As the first woman to hold the presidency of Purkinje Inc., a pioneering Canadian company that aims to improve healthcare services through IT solutions, Mary-Anne Carignan has built and
directed a team who successfully orchestrated a profit turnaround for the first time in the company’s 30-year history. No small feat for this seasoned management professional with over
20 years of international experience including time in New York, Switzerland and Montreal. What is even more impressive is her commitment to promoting the advancement and
mentoring of women in science, technology, engineering and mathematics and her volunteer work for the Montreal Children's Hospital and the Colorectal Cancer Association of Canada.
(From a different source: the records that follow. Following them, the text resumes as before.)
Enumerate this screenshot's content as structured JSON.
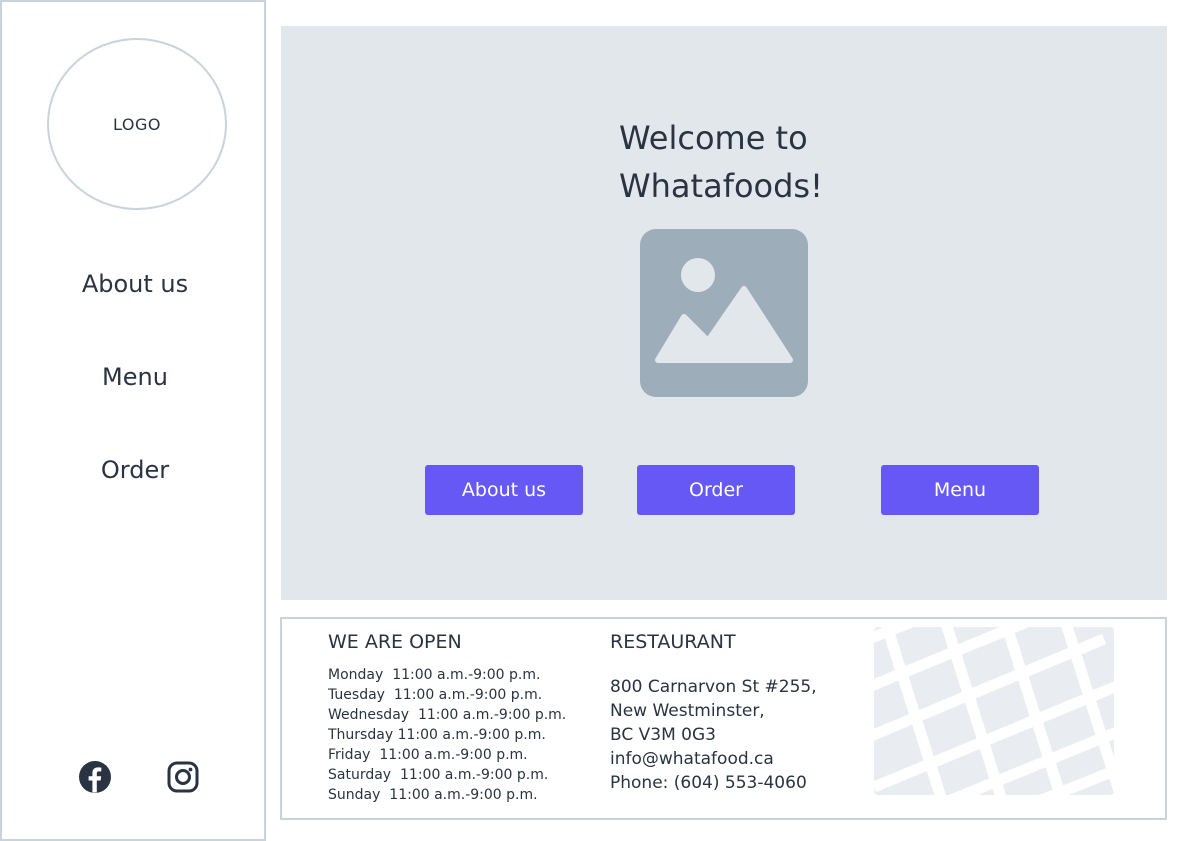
{
  "sidebar": {
    "logo_text": "LOGO",
    "nav": [
      {
        "label": "About us"
      },
      {
        "label": "Menu"
      },
      {
        "label": "Order"
      }
    ],
    "social": [
      "facebook-icon",
      "instagram-icon"
    ]
  },
  "hero": {
    "title_line1": "Welcome to",
    "title_line2": "Whatafoods!",
    "image_icon": "image-placeholder-icon",
    "buttons": [
      {
        "label": "About us"
      },
      {
        "label": "Order"
      },
      {
        "label": "Menu"
      }
    ]
  },
  "footer": {
    "hours_title": "WE ARE OPEN",
    "hours": [
      {
        "day": "Monday",
        "time": "11:00 a.m.-9:00 p.m."
      },
      {
        "day": "Tuesday",
        "time": "11:00 a.m.-9:00 p.m."
      },
      {
        "day": "Wednesday",
        "time": "11:00 a.m.-9:00 p.m."
      },
      {
        "day": "Thursday",
        "time": "11:00 a.m.-9:00 p.m."
      },
      {
        "day": "Friday",
        "time": "11:00 a.m.-9:00 p.m."
      },
      {
        "day": "Saturday",
        "time": "11:00 a.m.-9:00 p.m."
      },
      {
        "day": "Sunday",
        "time": "11:00 a.m.-9:00 p.m."
      }
    ],
    "restaurant_title": "RESTAURANT",
    "address_lines": [
      "800 Carnarvon St #255,",
      "New Westminster,",
      "BC V3M 0G3",
      "info@whatafood.ca",
      "Phone: (604) 553-4060"
    ]
  },
  "colors": {
    "accent": "#6558f5",
    "hero_bg": "#e2e7ec",
    "border": "#c9d3dc",
    "text": "#2a3342",
    "icon_gray": "#9eadba"
  }
}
“The patient must be at the heart of a progressive healthcare system and technology facilitates the collaboration needed to achieve optimal health outcomes.”
How would you describe your job to someone who has no idea what you do?
I manage a company that develops, markets and supports medical software solutions. We implement software that receives and manages data that help healthcare providers make decisions that directly affect patient care.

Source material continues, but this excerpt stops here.